Janice
I went to see Arrival last night.
It’s
a thoughtful sci-fi film from Canadian director Denis Villeneuve. It’s a story
about 12 mysterious spacecraft that touch down around the world. An elite team –
led by Colonel Webber (Forest Whitaker), linguist Louise Banks (Amy Adams) and mathematician
Ian Donnelly (Jeremy Renner) – are brought together to investigate. As the
world teeters towards a military response, the team races against time for
answers.
This
is not a film that depends on special effects and amazing technology for it’s
impact. Arrival takes its time unfolding, but gradually gets under your
skin and commands your attention.
It’s
a film that draws us in to consider big questions. It's about love, loss,
tolerance, compassion, language and non-linear time. it’s a film that asks questions.
- How do we approach those things, the unknown, that terrifies us?
- Will man’s tendency toward violence kick in before its science and language leaders can figure out a way to stop it?
- Why is it important to communicate through language and not action?

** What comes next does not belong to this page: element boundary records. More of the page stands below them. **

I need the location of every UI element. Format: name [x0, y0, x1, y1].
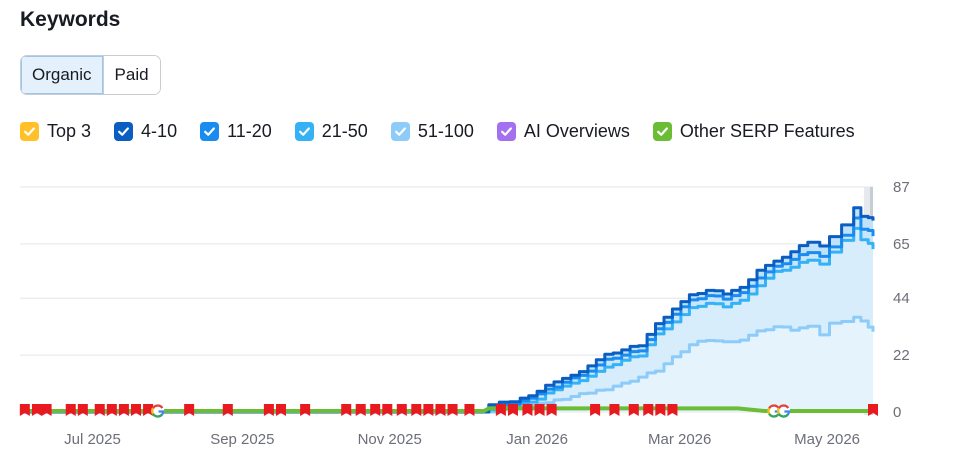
legend-item-other-serp-features[interactable]: Other SERP Features [652, 121, 855, 142]
flag-icon [300, 404, 311, 416]
google-icon-yellow [777, 407, 780, 415]
flag-icon [495, 404, 506, 416]
y-tick-label: 0 [893, 404, 901, 421]
flag-icon [118, 404, 129, 416]
flag-icon [370, 404, 381, 416]
google-icon-yellow [767, 407, 771, 415]
x-tick-label: Sep 2025 [210, 431, 274, 448]
checkbox-icon [114, 122, 134, 141]
checkbox-icon [652, 122, 672, 141]
area-fill-51-100 [20, 317, 873, 412]
legend-item-11-20[interactable]: 11-20 [200, 121, 272, 142]
flag-icon [628, 404, 639, 416]
legend-item-51-100[interactable]: 51-100 [390, 121, 474, 142]
checkbox-icon [390, 122, 410, 141]
flag-icon [143, 404, 154, 416]
flag-icon [31, 404, 42, 416]
flag-icon [275, 404, 286, 416]
legend-item-top-3[interactable]: Top 3 [20, 121, 91, 142]
legend: Top 3 4-10 11-20 21-50 51-100 AI Overvie… [20, 121, 878, 142]
flag-icon [222, 404, 233, 416]
legend-label: Other SERP Features [679, 121, 855, 141]
legend-label: AI Overviews [523, 121, 630, 141]
legend-label: 11-20 [227, 121, 272, 141]
google-icon-red [777, 404, 790, 409]
google-icon-red [152, 404, 164, 409]
flag-icon [130, 404, 141, 416]
google-icon-green [152, 413, 163, 418]
checkbox-icon [20, 122, 39, 141]
flag-icon [507, 404, 518, 416]
series-line-other-serp-features [20, 406, 873, 413]
google-icon-green [777, 413, 789, 418]
keywords-chart[interactable]: 0 22 44 65 87 Jul 2025 Sep 2025 Nov 2025 Jan 202… [0, 170, 956, 462]
flag-icon [411, 404, 422, 416]
y-tick-label: 44 [893, 290, 910, 307]
flag-icon [106, 404, 117, 416]
flag-icon [534, 404, 545, 416]
area-fill-21-50 [20, 228, 873, 412]
flag-icon [609, 404, 620, 416]
legend-label: 21-50 [321, 121, 368, 141]
legend-item-4-10[interactable]: 4-10 [114, 121, 177, 142]
x-tick-label: Mar 2026 [648, 431, 711, 448]
legend-label: 4-10 [141, 121, 178, 141]
y-tick-label: 87 [893, 179, 910, 196]
flag-icon [382, 404, 393, 416]
flag-icon [522, 404, 533, 416]
x-tick-label: Jul 2025 [64, 431, 121, 448]
checkbox-icon [294, 122, 314, 141]
flag-icon [423, 404, 434, 416]
legend-item-ai-overviews[interactable]: AI Overviews [496, 121, 630, 142]
google-icon-green [768, 413, 779, 418]
flag-icon [65, 404, 76, 416]
x-tick-label: May 2026 [794, 431, 860, 448]
y-tick-label: 65 [893, 236, 910, 253]
flag-icon [447, 404, 458, 416]
flag-icon [868, 404, 878, 416]
flag-icon [667, 404, 678, 416]
flag-icon [94, 404, 105, 416]
legend-label: Top 3 [47, 121, 92, 141]
flag-icon [435, 404, 446, 416]
y-tick-label: 22 [893, 347, 910, 364]
flag-icon [546, 404, 557, 416]
search-type-toggle: Organic Paid [20, 55, 161, 95]
flag-icon [77, 404, 88, 416]
flag-icon [643, 404, 654, 416]
flag-icon [590, 404, 601, 416]
flag-icon [19, 404, 30, 416]
legend-label: 51-100 [417, 121, 474, 141]
google-icon-yellow [151, 407, 155, 415]
tab-paid[interactable]: Paid [103, 56, 160, 94]
page-title: Keywords [20, 8, 121, 31]
tab-organic[interactable]: Organic [21, 56, 104, 94]
x-tick-label: Nov 2025 [358, 431, 422, 448]
flag-icon [396, 404, 407, 416]
flag-icon [41, 404, 52, 416]
flag-icon [184, 404, 195, 416]
x-tick-label: Jan 2026 [506, 431, 568, 448]
legend-item-21-50[interactable]: 21-50 [294, 121, 368, 142]
flag-icon [655, 404, 666, 416]
flag-icon [263, 404, 274, 416]
checkbox-icon [200, 122, 220, 141]
checkbox-icon [496, 122, 516, 141]
flag-icon [355, 404, 366, 416]
flag-icon [464, 404, 475, 416]
flag-icon [341, 404, 352, 416]
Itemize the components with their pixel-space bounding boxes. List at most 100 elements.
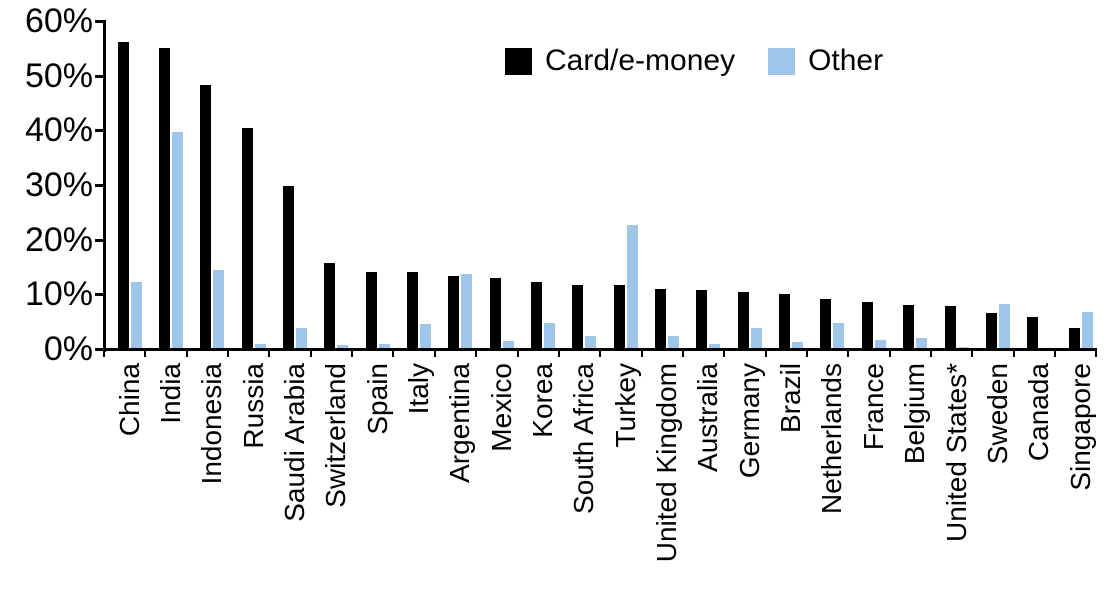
bar-card-e-money: [820, 298, 832, 349]
bar-other: [668, 336, 680, 349]
y-axis-tick-label: 50%: [24, 56, 93, 95]
y-axis-tick: [95, 348, 103, 351]
bar-card-e-money: [696, 289, 708, 349]
x-axis-tick: [1054, 349, 1057, 357]
bar-card-e-money: [737, 291, 749, 349]
y-axis-tick-label: 0%: [43, 330, 93, 368]
x-axis-category-label: Mexico: [485, 363, 517, 452]
x-axis-tick: [268, 349, 271, 357]
x-axis-category-label: Saudi Arabia: [278, 363, 310, 522]
y-axis-line: [103, 20, 106, 352]
y-axis-tick: [95, 238, 103, 242]
x-axis-category-label: Brazil: [775, 363, 807, 434]
x-axis-category-label: Germany: [733, 363, 765, 479]
y-axis-tick: [95, 74, 103, 78]
y-axis-tick-label: 30%: [24, 166, 93, 204]
x-axis-tick: [1095, 349, 1098, 357]
x-axis-tick: [433, 349, 436, 357]
bar-card-e-money: [406, 272, 418, 349]
bar-card-e-money: [282, 185, 294, 349]
x-axis-tick: [144, 349, 147, 357]
x-axis-tick: [681, 349, 684, 357]
bar-card-e-money: [985, 313, 997, 349]
x-axis-category-label: Sweden: [981, 363, 1013, 465]
x-axis-tick: [971, 349, 974, 357]
bar-other: [916, 337, 928, 349]
x-axis-tick: [888, 349, 891, 357]
bar-other: [709, 343, 721, 349]
x-axis-category-label: Singapore: [1064, 363, 1096, 491]
x-axis-tick: [930, 349, 932, 357]
bar-other: [461, 273, 473, 349]
bar-other: [130, 281, 142, 349]
y-axis-tick-label: 20%: [24, 220, 93, 259]
chart-legend: Card/e-money Other: [505, 44, 883, 78]
x-axis-category-label: India: [154, 363, 186, 424]
bar-other: [254, 343, 266, 349]
bar-other: [792, 342, 804, 349]
x-axis-category-label: Russia: [237, 363, 269, 449]
x-axis-tick: [723, 349, 726, 357]
bar-card-e-money: [158, 48, 170, 349]
x-axis-tick: [599, 349, 602, 357]
bar-card-e-money: [489, 278, 501, 349]
bar-other: [502, 341, 514, 349]
x-axis-category-label: China: [113, 363, 145, 437]
bar-card-e-money: [1068, 327, 1080, 349]
bar-card-e-money: [613, 285, 625, 349]
legend-label-other: Other: [808, 44, 884, 77]
bar-card-e-money: [572, 285, 584, 349]
bar-other: [998, 304, 1010, 349]
bar-card-e-money: [779, 294, 791, 349]
legend-swatch-card-e-money-icon: [505, 47, 532, 75]
y-axis-tick: [95, 129, 103, 133]
bar-card-e-money: [655, 288, 667, 349]
bar-card-e-money: [117, 41, 129, 349]
bar-card-e-money: [903, 304, 915, 349]
bar-card-e-money: [241, 127, 253, 349]
x-axis-category-label: France: [857, 363, 889, 451]
x-axis-category-label: Spain: [361, 363, 393, 435]
bar-other: [1081, 312, 1093, 349]
bar-card-e-money: [944, 305, 956, 349]
x-axis-tick: [185, 349, 188, 357]
bar-other: [171, 131, 183, 349]
x-axis-category-label: Turkey: [609, 363, 641, 448]
x-axis-category-label: Australia: [692, 363, 724, 472]
x-axis-category-label: Korea: [527, 363, 558, 438]
x-axis-category-label: South Africa: [568, 363, 600, 514]
x-axis-category-label: Belgium: [899, 363, 931, 465]
bar-other: [585, 335, 597, 349]
legend-item-other: Other: [768, 44, 883, 78]
bar-other: [337, 344, 349, 349]
bar-card-e-money: [1027, 316, 1039, 349]
x-axis-tick: [1012, 349, 1015, 357]
x-axis-tick: [805, 349, 808, 357]
bar-other: [378, 343, 390, 349]
y-axis-tick: [95, 20, 103, 23]
bar-other: [626, 225, 638, 349]
x-axis-category-label: Switzerland: [320, 363, 352, 508]
x-axis-tick: [557, 349, 560, 357]
x-axis-category-label: Italy: [402, 363, 434, 415]
x-axis-tick: [103, 349, 105, 357]
x-axis-category-label: Canada: [1023, 363, 1055, 462]
y-axis-tick: [95, 293, 103, 297]
bar-other: [750, 327, 762, 349]
bar-other: [295, 327, 307, 349]
bar-other: [213, 269, 225, 349]
legend-swatch-other-icon: [768, 47, 796, 75]
x-axis-tick: [764, 349, 767, 357]
x-axis-tick: [640, 349, 643, 357]
y-axis-tick-label: 60%: [24, 2, 93, 40]
x-axis-category-label: Argentina: [444, 363, 476, 483]
x-axis-tick: [392, 349, 395, 357]
x-axis-category-label: Indonesia: [196, 363, 228, 485]
x-axis-tick: [309, 349, 312, 357]
y-axis-tick: [95, 184, 103, 187]
bar-card-e-money: [861, 301, 873, 349]
bar-card-e-money: [200, 84, 212, 349]
x-axis-tick: [516, 349, 519, 357]
x-axis-tick: [847, 349, 850, 357]
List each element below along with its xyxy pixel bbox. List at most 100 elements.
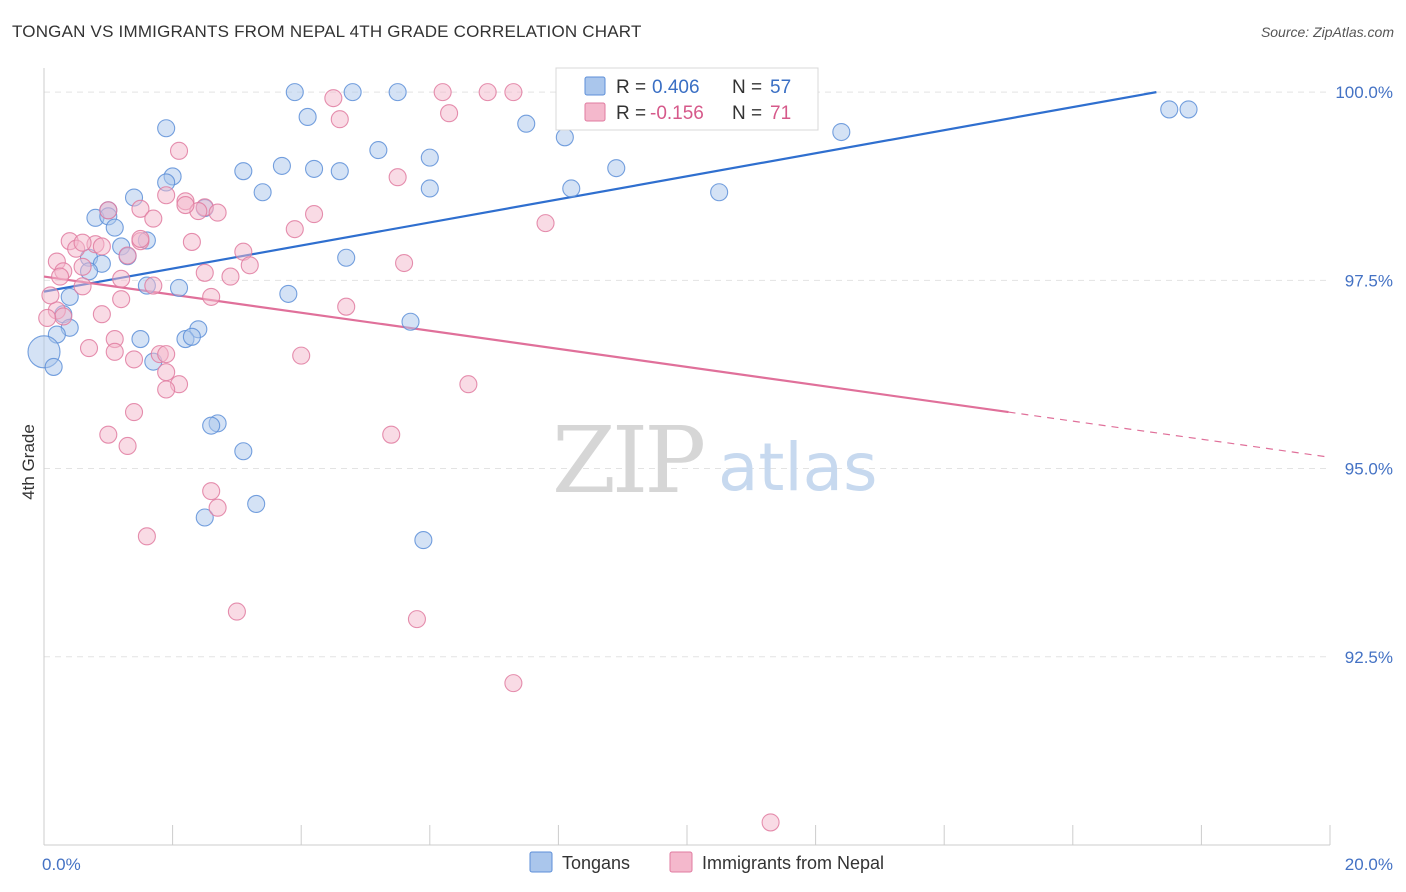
nepal-point-16: [144, 209, 163, 228]
nepal-point-68: [131, 229, 150, 248]
legend-n-value-tongans: 57: [770, 77, 791, 98]
tongans-point-7: [157, 119, 176, 138]
nepal-point-29: [240, 256, 259, 275]
nepal-point-69: [176, 195, 195, 215]
nepal-point-3: [324, 89, 343, 108]
nepal-point-58: [118, 436, 137, 456]
series-legend-swatch-nepal: [669, 851, 693, 873]
tongans-point-14: [330, 162, 349, 181]
tongans-point-51: [202, 416, 221, 435]
series-legend-label-tongans: Tongans: [562, 853, 630, 873]
y-axis-title: 4th Grade: [19, 424, 38, 500]
nepal-point-2: [504, 83, 523, 102]
nepal-point-57: [382, 425, 401, 444]
nepal-point-61: [137, 527, 156, 546]
nepal-point-60: [208, 498, 227, 517]
tongans-point-55: [414, 531, 433, 550]
nepal-point-48: [157, 345, 176, 364]
tongans-point-12: [272, 156, 291, 175]
nepal-point-40: [92, 305, 111, 324]
nepal-point-26: [118, 246, 137, 265]
watermark-atlas: atlas: [718, 429, 878, 506]
tongans-point-19: [420, 179, 439, 198]
nepal-point-45: [79, 339, 99, 358]
tongans-point-2: [388, 83, 407, 102]
tongans-point-1: [343, 83, 362, 102]
nepal-point-35: [112, 269, 131, 288]
tongans-point-53: [247, 494, 266, 513]
nepal-point-4: [440, 104, 459, 123]
nepal-point-5: [330, 110, 349, 129]
tongans-point-15: [234, 162, 253, 181]
nepal-point-55: [124, 403, 144, 422]
legend-n-label-nepal: N =: [732, 103, 762, 124]
nepal-point-11: [131, 199, 150, 218]
nepal-point-23: [92, 237, 111, 256]
y-tick-labels: 100.0% 97.5% 95.0% 92.5%: [1335, 83, 1393, 667]
tongans-point-16: [607, 159, 626, 178]
series-points-nepal: [38, 83, 780, 832]
legend-r-value-tongans: 0.406: [652, 77, 700, 98]
nepal-point-67: [38, 308, 57, 328]
nepal-point-8: [157, 186, 176, 205]
nepal-point-53: [157, 380, 176, 399]
nepal-point-37: [73, 277, 92, 296]
nepal-point-39: [112, 290, 131, 309]
legend-swatch-tongans: [584, 76, 606, 96]
nepal-point-33: [221, 267, 240, 286]
series-legend: Tongans Immigrants from Nepal: [529, 851, 884, 873]
x-tick-label-1: 20.0%: [1345, 855, 1393, 874]
tongans-point-47: [182, 327, 201, 346]
nepal-point-34: [51, 267, 70, 286]
watermark: ZIP atlas: [552, 407, 878, 514]
series-points-tongans: [27, 83, 1198, 550]
nepal-point-70: [73, 233, 92, 252]
tongans-point-10: [369, 141, 388, 160]
trendline-tongans: [43, 91, 1157, 293]
tongans-point-33: [337, 248, 356, 267]
nepal-point-43: [54, 307, 73, 326]
nepal-point-1: [478, 83, 497, 102]
nepal-point-65: [761, 813, 780, 832]
tongans-point-22: [710, 183, 729, 202]
nepal-point-12: [99, 201, 118, 220]
tongans-point-13: [305, 159, 324, 178]
nepal-point-38: [202, 287, 221, 306]
x-tick-labels: 0.0% 20.0%: [42, 855, 1393, 874]
nepal-point-63: [407, 610, 426, 629]
tongans-point-8: [832, 122, 851, 142]
nepal-point-6: [169, 141, 189, 160]
nepal-point-36: [144, 276, 163, 295]
tongans-point-45: [131, 330, 150, 349]
tongans-point-4: [1179, 100, 1198, 119]
nepal-point-32: [195, 263, 214, 282]
legend-n-value-nepal: 71: [770, 103, 791, 124]
series-legend-label-nepal: Immigrants from Nepal: [702, 853, 884, 873]
y-tick-label-2: 95.0%: [1345, 460, 1393, 479]
nepal-point-30: [73, 257, 92, 276]
nepal-point-56: [99, 425, 118, 444]
trendline-dashed-nepal: [1008, 411, 1331, 458]
tongans-point-11: [420, 148, 439, 167]
y-tick-label-3: 92.5%: [1345, 648, 1393, 667]
nepal-point-7: [388, 168, 407, 187]
legend-r-value-nepal: -0.156: [650, 103, 704, 124]
watermark-zip: ZIP: [552, 407, 703, 514]
stats-legend: R = 0.406 N = 57 R = -0.156 N = 71: [555, 67, 819, 131]
nepal-point-64: [504, 674, 523, 693]
nepal-point-46: [105, 342, 124, 361]
nepal-point-54: [459, 375, 478, 394]
nepal-point-51: [157, 363, 176, 382]
chart-source: Source: ZipAtlas.com: [1260, 24, 1394, 40]
tongans-point-54: [195, 508, 214, 527]
tongans-point-6: [517, 114, 536, 133]
nepal-point-28: [395, 253, 414, 273]
nepal-point-49: [124, 350, 144, 369]
tongans-point-9: [555, 128, 574, 147]
y-tick-label-0: 100.0%: [1335, 83, 1393, 102]
nepal-point-41: [337, 297, 356, 316]
nepal-point-15: [305, 205, 324, 224]
tongans-point-41: [401, 312, 420, 331]
tongans-point-20: [562, 179, 581, 198]
tongans-point-39: [60, 287, 79, 306]
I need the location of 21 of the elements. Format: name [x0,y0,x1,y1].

- What would it mean if we could see visions of not just a possible future but our specific future?
- Would the choices that get us there be any less significant?
- Would the “gift” of seeing the future be a blessing or a curse?
- How could a brain that grasps the eternal picture—an all-at-the-same-time awareness—not go insane in a time-bound world?
- It raises questions about geopolitics and the nature of time and the sanctity of life.
As
I reflected on Arrival this morning, I came across some lines from T. S. Eliot’s
“Little Gidding” that describe something
of the circularity of overlapping departures and arrivals:
What we call the beginning is
often the end
And to make an end is to make a beginning.
The end is where we start from.
And to make an end is to make a beginning.
The end is where we start from.
Or
this:
We shall not cease from
exploration
And the end of all our exploring
Will be to arrive where we started
And know the place for the first time.
And the end of all our exploring
Will be to arrive where we started
And know the place for the first time.
Eliot
(and others) put into words a feeling, an idea that haunts us: that we’re
eternal beings in a time-bound world. Little ruptures (liminal spaces and
moments) are everywhere:
- the strange way that joy is so closely related to impermanence and longing;
- the mysteries of memory, imagination, and dreaming;
- the oddity of deja vu;
- the prophetic gifts that Christians chalk up to the Holy Spirit and secularists dismiss as uncanny intuition.
Christians
have language for this, because we believe that there is more than we can see,
that our being is eternal. C.S. Lewis wrote “if we find ourselves with a desire
that nothing in this world can satisfy, the most probable explanation is that
we were made for another world”?
As
the characters in Arrival discover, “time” isn’t what they understood it to be:
the future, the past, and the present are all the same from the point of view
of the heptapods.
I
wonder, as we approach Advent, the season when we contemplate the mystery of an
eternal God taking on temporal form “in the fullness of time” (Galatians 4.4), if Arrival helps us approach
the incarnation with fresh insight and an invitation to revisit the familiar
story and see afresh the mysteries the Word becoming flesh and dwelling among
us. To quote Eliot again, maybe we will
“arrive where we started and know the place for the first time.”